15 setembro 2017

Anna Kariênina | Parte V



A Parte V do livro Anna Kariênina, de Liev Tolstói, é, sem dúvida, a mais masculina dentre as lidas até aqui. Nos 33 capítulos que a compõem, o autor nos coloca em contato com as perspectivas de Liévin e de Vrónski, a respeito de suas respectivas situações, após a conquista de Kitty e Anna.

Enquanto Liévin não cabe em si de tanta felicidade, por ter casado com a mulher que tanto o fez sofrer por tê-lo rejeitado em nome de Vrónski, este, por sua vez, também busca a felicidade no novo estilo de vida. Depois de abandonar a carreira militar e seguir viagem pela Europa, ao lado de Anna Kariênina, Vrónski procura dar a ela o respeito que a posição de esposa, do século XIX, tinha, mesmo sem ela ter se divorciado do marido, Aleksiei Aleksándrovitch.

O casal deixa São Petersburgo depois do nascimento da filha e, diferente do que entendi na leitura da Parte IV, a menina é levada com eles, e quem fica para trás, com o pai, é Serioja, o primogênito de Anna.  

Se por um lado Kitty e Anna Kariênina estavam satisfeitas com as novas vidas e felizes pela constante companhia dos responsáveis pela mudança de sentido de suas vidas, tanto Liévin, quanto Vrónski se sentiam entediados com as novas rotinas, apesar de lutarem contra tal sentimento.

Para elas, a vida tornara-se realidade no momento em que passaram a conviver com Liévin e Vrónski. Por outro lado, para eles, abrir mão da liberdade e passar a atender obrigatoriamente às necessidades de Kitty e Anna tornou aqueles momentos enfadonhos, mesmo que o amor que sentissem por elas fossem verdadeiros.

Logo sentiu que em sua alma se erguiam os desejos de desejos: o tédio.

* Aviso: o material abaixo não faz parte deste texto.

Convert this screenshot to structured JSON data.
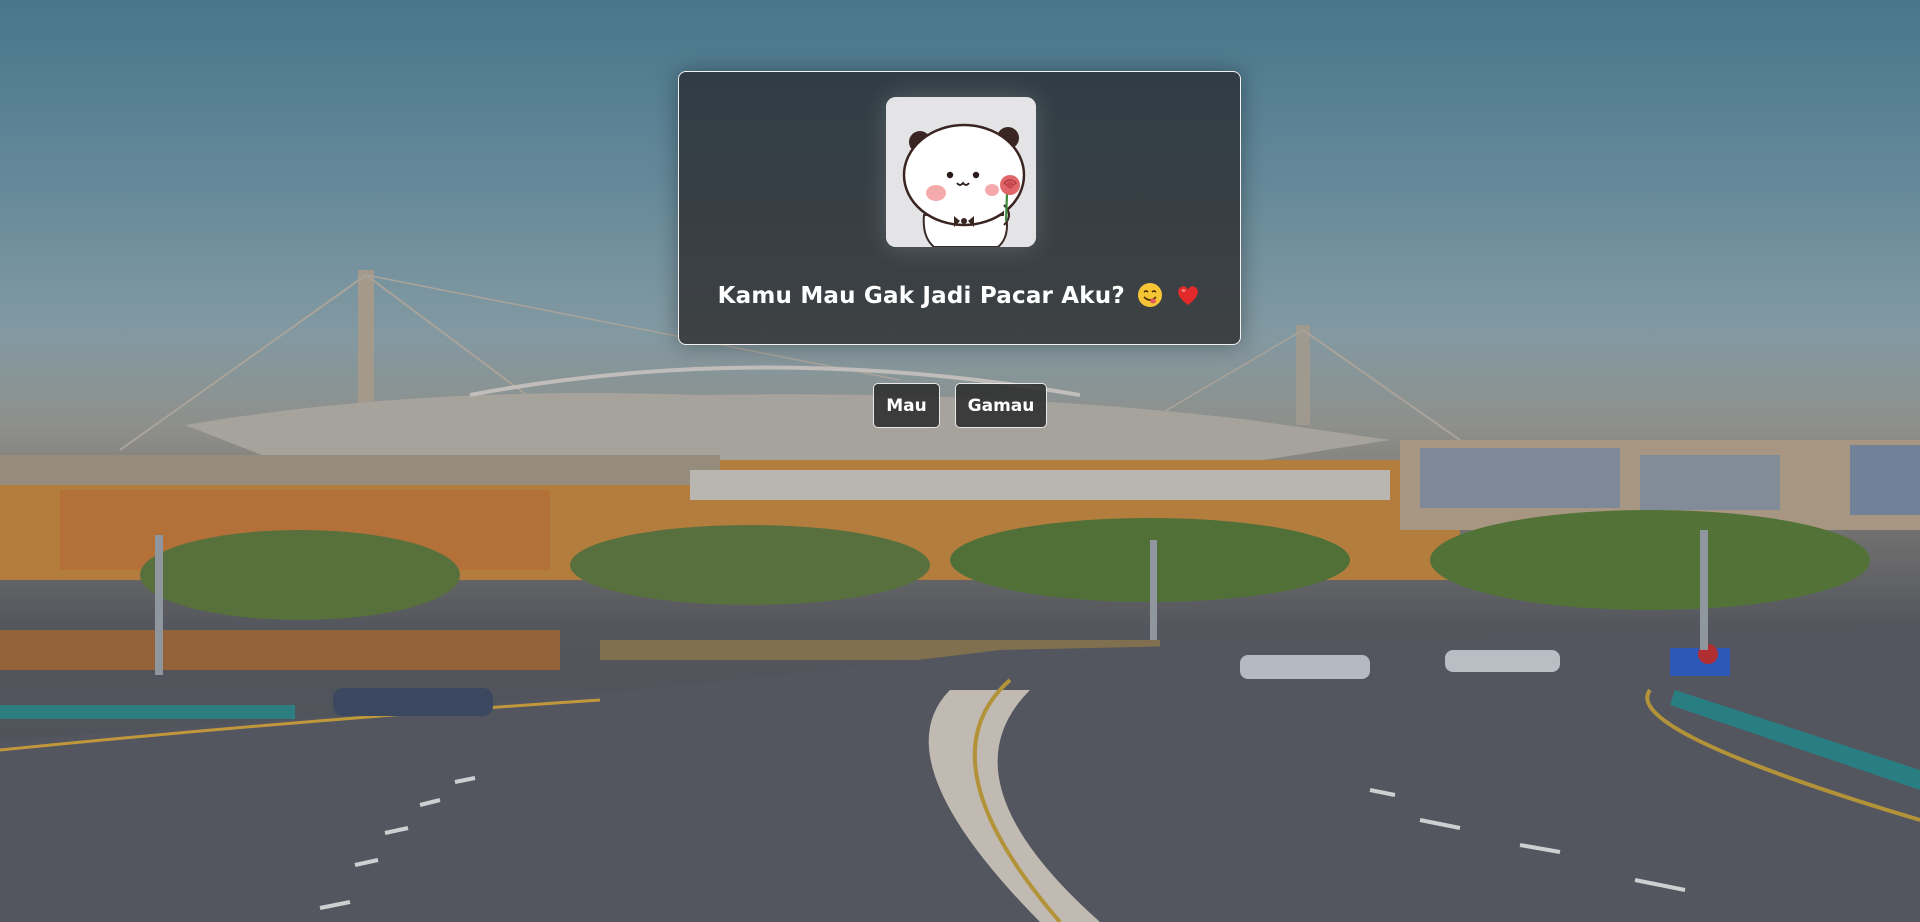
{
  "card": {
    "question": "Kamu Mau Gak Jadi Pacar Aku?",
    "emoji_1_icon": "smiling-tongue-emoji",
    "emoji_2_icon": "red-heart-emoji",
    "sticker_icon": "panda-holding-rose-sticker"
  },
  "actions": {
    "yes_label": "Mau",
    "no_label": "Gamau"
  },
  "colors": {
    "card_background": "#34393e",
    "card_border": "#f2f2f2",
    "button_background": "#2c2e2e",
    "text": "#ffffff"
  }
}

Ao mesmo tempo em que Liévin e Vrónski gostavam da companhia de Kitty e de Anna e tomavam para si a responsabilidade da felicidade delas, não conseguiam conciliar a vida que sempre tiveram antes do matrimônio e da saída da Rússia. Abrir mão da vida que estavam acostumados e do elas os proporcionava foi penoso e causa de brigas internas e, como não poderia deixar de ser, com elas também, que sentiam as mudanças de atitudes e dificuldades de adaptação de seus companheiros.

Pois daqui a pouco vai fazer três meses e eu nunca passei meu tempo de modo tão ocioso e inútil.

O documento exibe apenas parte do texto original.